Pacific Northwest Ski blog (and a few other places!)

Lots or reports from skiing around the Pacific Northwest, with some East Coast excursions thrown in for good measure

Day 37 – Hintertux

A forecast for high winds, intermittent snow and fog didn’t really fill us with massive enthusiasm as we got on the bus to take us up to Hintertux.  And the gondola ride up the first two of the three stages to 3250m confirmed the forecast. While the third stage was open to the top, we thought we’d warm up on piste 2, a long red, before heading into the foggy abyss above. This was a wise choice, as little traffic so far left a wonderful fresh groomer for us, with an inch of soft new snow to leave rails in.

Next we headed to the top. The wind was apparent on the gondola, but the run down the glacier was sheltered and, although visibility wasn’t perfect, the snow quality made up for it. A few laps of the glacier later, we headed down the wide and undulating piste number 3, where the crowds seemed to be lingering. To escape, I dropped into the ski route off the top of piste 2. The first half was wonderful, 5 or so inches of powder and a natural half pipe. But about 2/3rds of the way down, the warm temperatures turned the snow to a grabby, gluey mess. The chair couldn’t come quickly enough.

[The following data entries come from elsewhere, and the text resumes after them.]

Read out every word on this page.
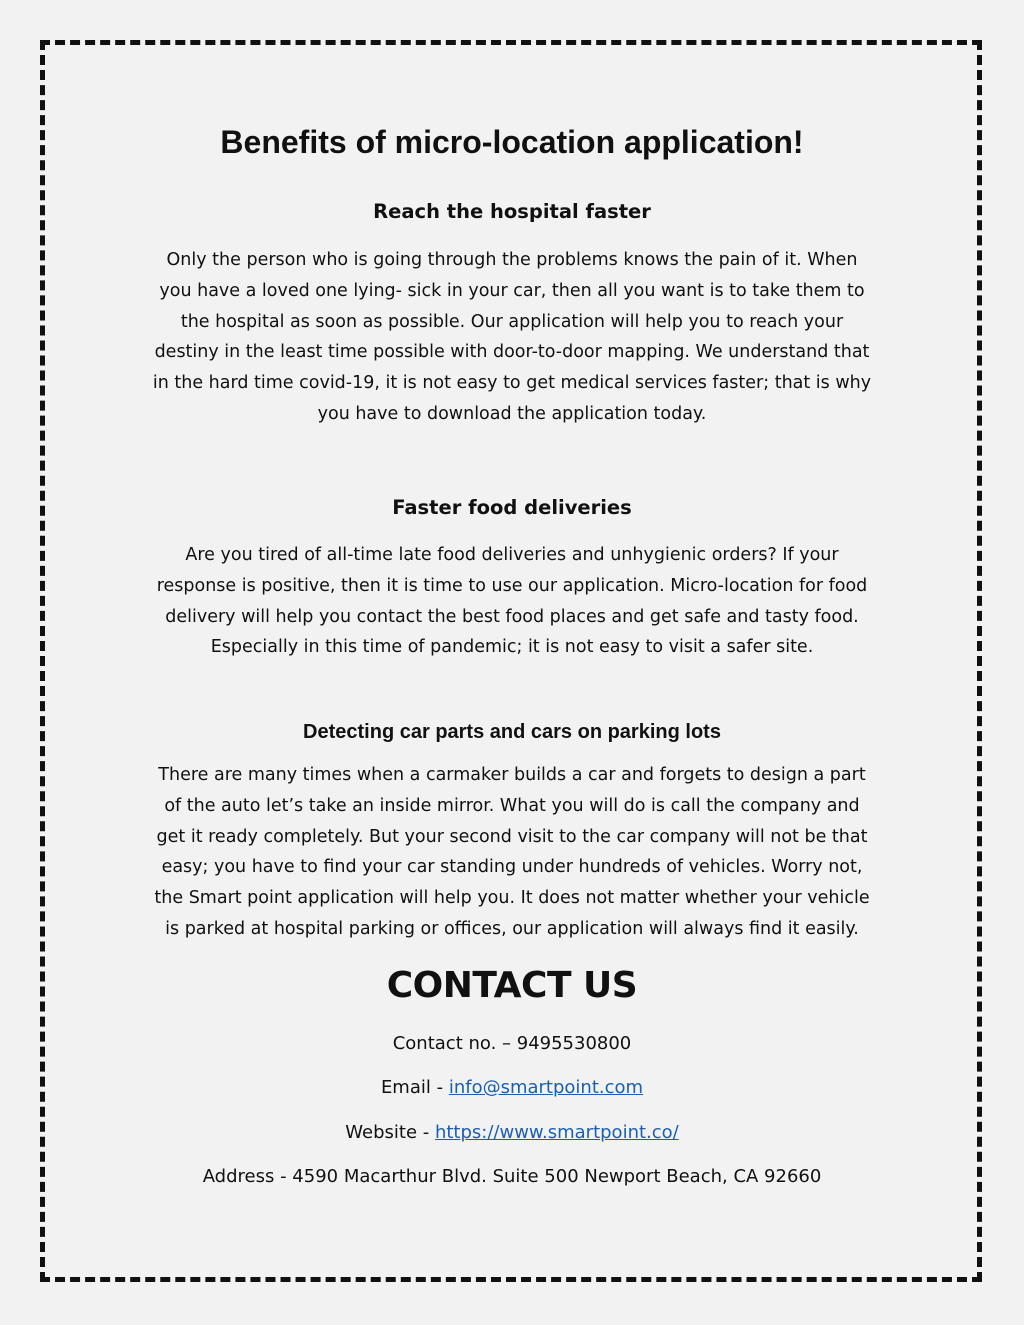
Benefits of micro-location application!
Reach the hospital faster
Only the person who is going through the problems knows the pain of it. When
you have a loved one lying- sick in your car, then all you want is to take them to
the hospital as soon as possible. Our application will help you to reach your
destiny in the least time possible with door-to-door mapping. We understand that
in the hard time covid-19, it is not easy to get medical services faster; that is why
you have to download the application today.
Faster food deliveries
Are you tired of all-time late food deliveries and unhygienic orders? If your
response is positive, then it is time to use our application. Micro-location for food
delivery will help you contact the best food places and get safe and tasty food.
Especially in this time of pandemic; it is not easy to visit a safer site.
Detecting car parts and cars on parking lots
There are many times when a carmaker builds a car and forgets to design a part
of the auto let’s take an inside mirror. What you will do is call the company and
get it ready completely. But your second visit to the car company will not be that
easy; you have to find your car standing under hundreds of vehicles. Worry not,
the Smart point application will help you. It does not matter whether your vehicle
is parked at hospital parking or offices, our application will always find it easily.
CONTACT US

Contact no. – 9495530800

Email - info@smartpoint.com

Website - https://www.smartpoint.co/

Address - 4590 Macarthur Blvd. Suite 500 Newport Beach, CA 92660
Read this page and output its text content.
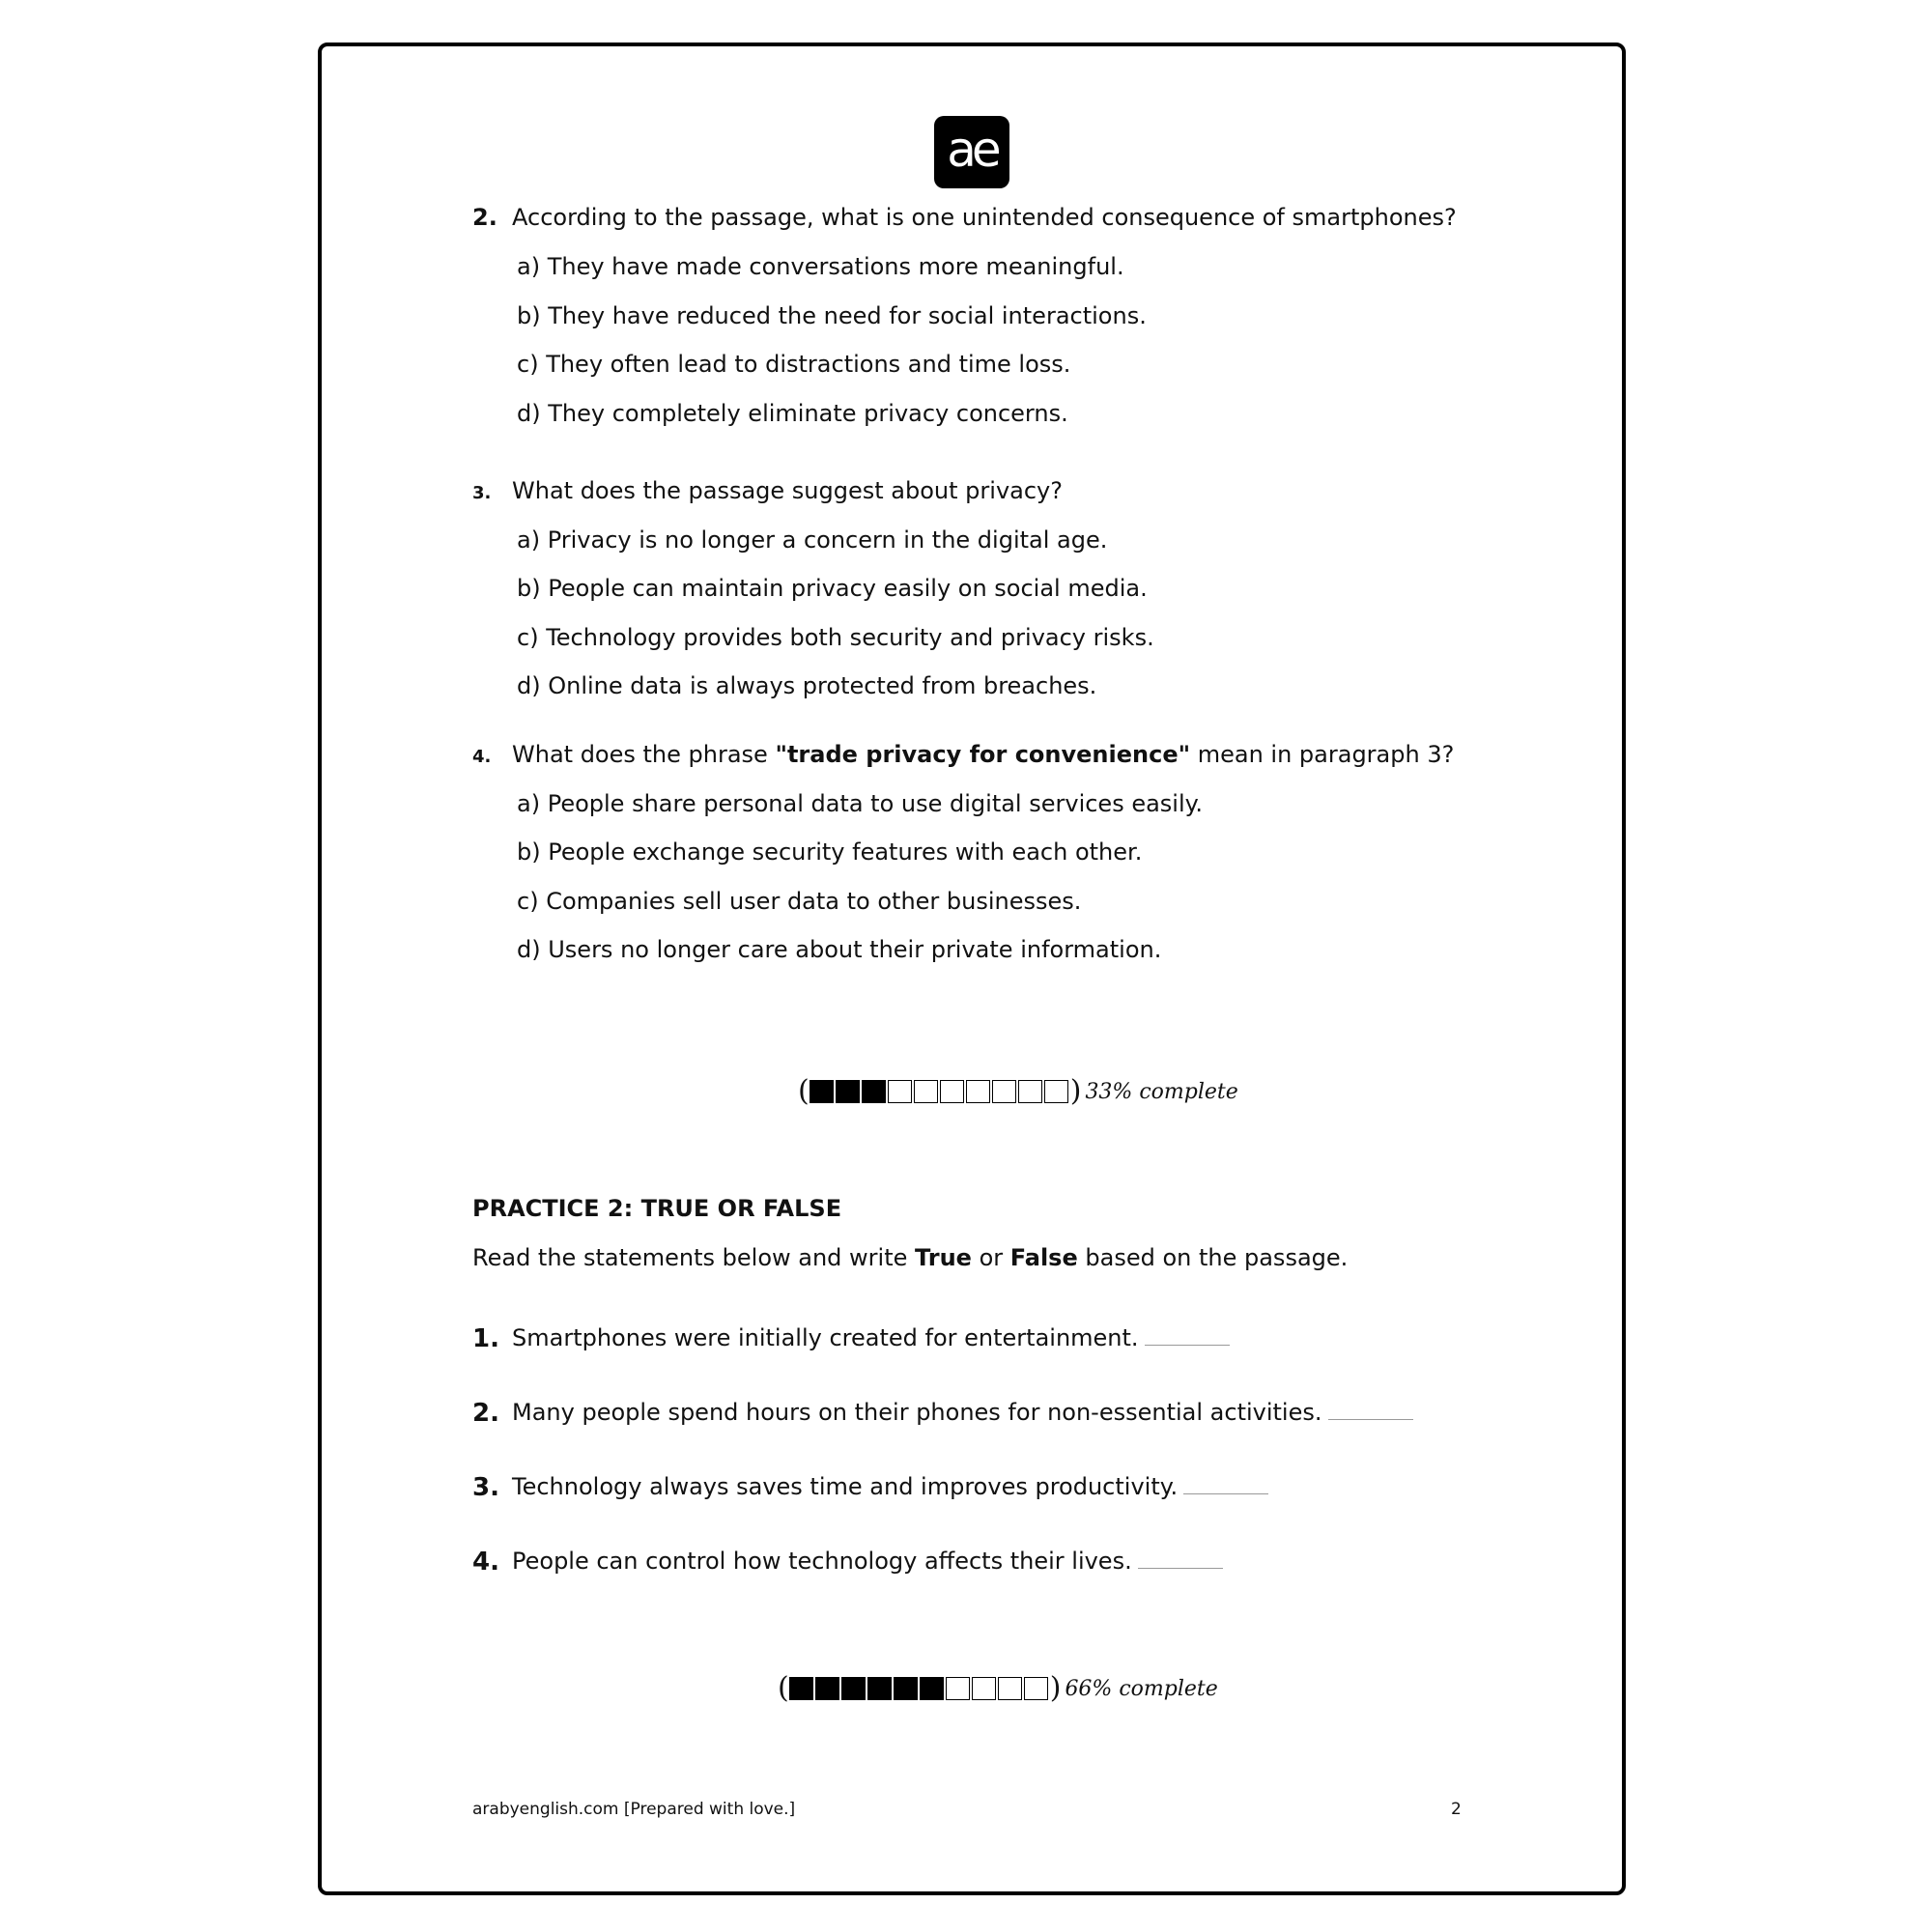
ae
2. According to the passage, what is one unintended consequence of smartphones?
a) They have made conversations more meaningful.
b) They have reduced the need for social interactions.
c) They often lead to distractions and time loss.
d) They completely eliminate privacy concerns.
3. What does the passage suggest about privacy?
a) Privacy is no longer a concern in the digital age.
b) People can maintain privacy easily on social media.
c) Technology provides both security and privacy risks.
d) Online data is always protected from breaches.
4. What does the phrase "trade privacy for convenience" mean in paragraph 3?
a) People share personal data to use digital services easily.
b) People exchange security features with each other.
c) Companies sell user data to other businesses.
d) Users no longer care about their private information.
PRACTICE 2: TRUE OR FALSE
Read the statements below and write True or False based on the passage.
1. Smartphones were initially created for entertainment.
2. Many people spend hours on their phones for non-essential activities.
3. Technology always saves time and improves productivity.
4. People can control how technology affects their lives.
(	) 33% complete
(	) 66% complete
arabyenglish.com [Prepared with love.]	2
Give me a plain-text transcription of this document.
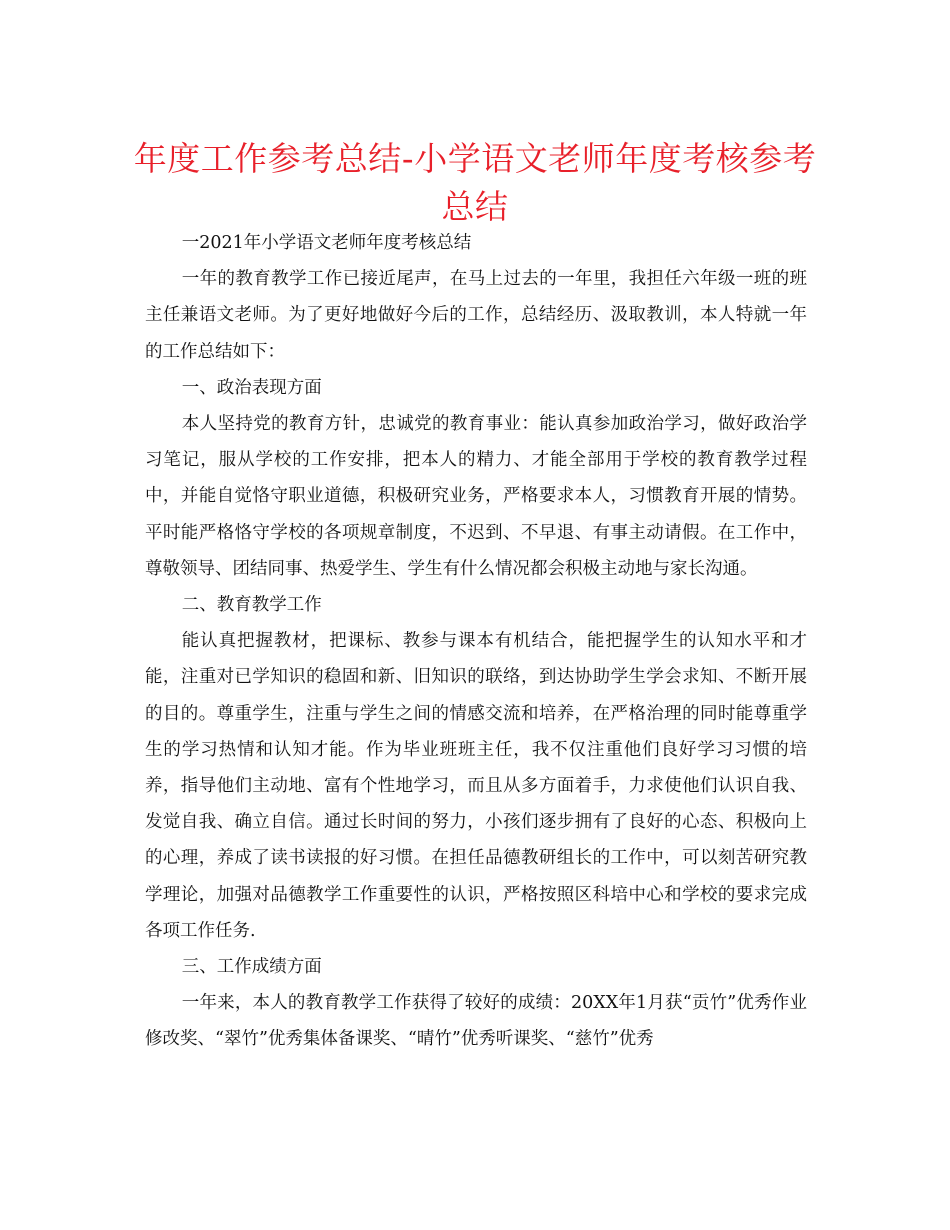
年度工作参考总结-小学语文老师年度考核参考总结

一2021年小学语文老师年度考核总结

一年的教育教学工作已接近尾声，在马上过去的一年里，我担任六年级一班的班主任兼语文老师。为了更好地做好今后的工作，总结经历、汲取教训，本人特就一年的工作总结如下：

一、政治表现方面

本人坚持党的教育方针，忠诚党的教育事业：能认真参加政治学习，做好政治学习笔记，服从学校的工作安排，把本人的精力、才能全部用于学校的教育教学过程中，并能自觉恪守职业道德，积极研究业务，严格要求本人，习惯教育开展的情势。平时能严格恪守学校的各项规章制度，不迟到、不早退、有事主动请假。在工作中，尊敬领导、团结同事、热爱学生、学生有什么情况都会积极主动地与家长沟通。

二、教育教学工作

能认真把握教材，把课标、教参与课本有机结合，能把握学生的认知水平和才能，注重对已学知识的稳固和新、旧知识的联络，到达协助学生学会求知、不断开展的目的。尊重学生，注重与学生之间的情感交流和培养，在严格治理的同时能尊重学生的学习热情和认知才能。作为毕业班班主任，我不仅注重他们良好学习习惯的培养，指导他们主动地、富有个性地学习，而且从多方面着手，力求使他们认识自我、发觉自我、确立自信。通过长时间的努力，小孩们逐步拥有了良好的心态、积极向上的心理，养成了读书读报的好习惯。在担任品德教研组长的工作中，可以刻苦研究教学理论，加强对品德教学工作重要性的认识，严格按照区科培中心和学校的要求完成各项工作任务.

三、工作成绩方面

一年来，本人的教育教学工作获得了较好的成绩：20XX年1月获“贡竹”优秀作业修改奖、“翠竹”优秀集体备课奖、“晴竹”优秀听课奖、“慈竹”优秀
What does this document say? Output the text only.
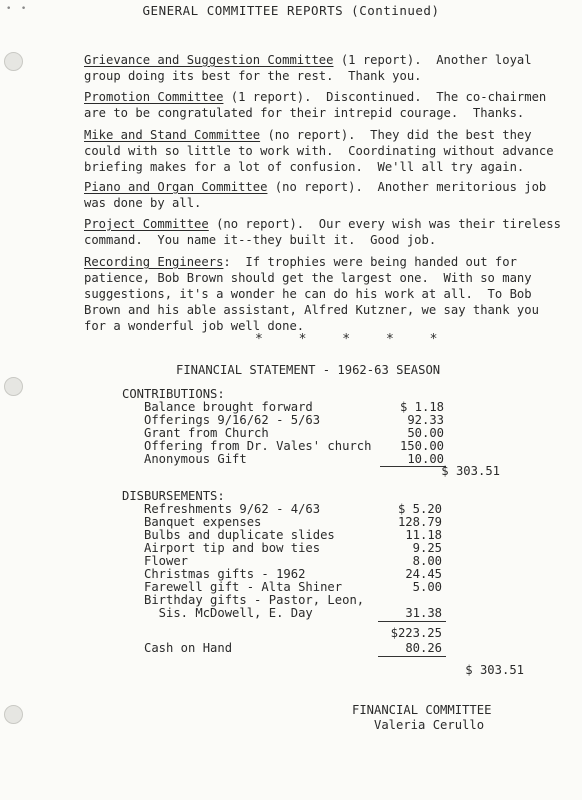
• •	GENERAL COMMITTEE REPORTS (Continued)
Grievance and Suggestion Committee (1 report).  Another loyal
group doing its best for the rest.  Thank you.
Promotion Committee (1 report).  Discontinued.  The co-chairmen
are to be congratulated for their intrepid courage.  Thanks.
Mike and Stand Committee (no report).  They did the best they
could with so little to work with.  Coordinating without advance
briefing makes for a lot of confusion.  We'll all try again.
Piano and Organ Committee (no report).  Another meritorious job
was done by all.
Project Committee (no report).  Our every wish was their tireless
command.  You name it--they built it.  Good job.
Recording Engineers:  If trophies were being handed out for
patience, Bob Brown should get the largest one.  With so many
suggestions, it's a wonder he can do his work at all.  To Bob
Brown and his able assistant, Alfred Kutzner, we say thank you
for a wonderful job well done.
* * * * *
FINANCIAL STATEMENT - 1962-63 SEASON
CONTRIBUTIONS:
Balance brought forward	$ 1.18
Offerings 9/16/62 - 5/63	92.33
Grant from Church	50.00
Offering from Dr. Vales' church	150.00
Anonymous Gift	10.00
$ 303.51
DISBURSEMENTS:
Refreshments 9/62 - 4/63	$ 5.20
Banquet expenses	128.79
Bulbs and duplicate slides	11.18
Airport tip and bow ties	9.25
Flower	8.00
Christmas gifts - 1962	24.45
Farewell gift - Alta Shiner	5.00
Birthday gifts - Pastor, Leon,
Sis. McDowell, E. Day	31.38
$223.25
Cash on Hand	80.26
$ 303.51
FINANCIAL COMMITTEE
Valeria Cerullo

Up the double chair and the T-Bar, the blue groomer on the glacier was possible the smoothest, most forgiving and emptiest piste I’ve ever skied. Warp 2 (68kmph in fact – Garmin measured) was hit before I dropped through the gate into the ski route on the left.

The snow was incredibly variable all the way down, changing from fluffy powder to wind-battered crust to soggy goo almost from turn to turn. But if you kept your momentum on the fall line, it was perfectly skiable and enjoyable. Just the type of skiing that all-mountain skis like my Head Monster IM82s are made for.

Replenished by a decent, if slight gelatinous goulash soup, the afternoon was pretty much more of the same. The variable visibility and soggy weather seemed to scare most people off, leaving deserted pistes for us to carve up. Then, about 3pm, just as we were thinking of skiing down, a huge snow storm hit and the temperatures dropped. In a virtual white-out, we headed up the chair and took the ski route to the base, happily tired and with a respectable appreciation of the terrain at Hintertux (pics here).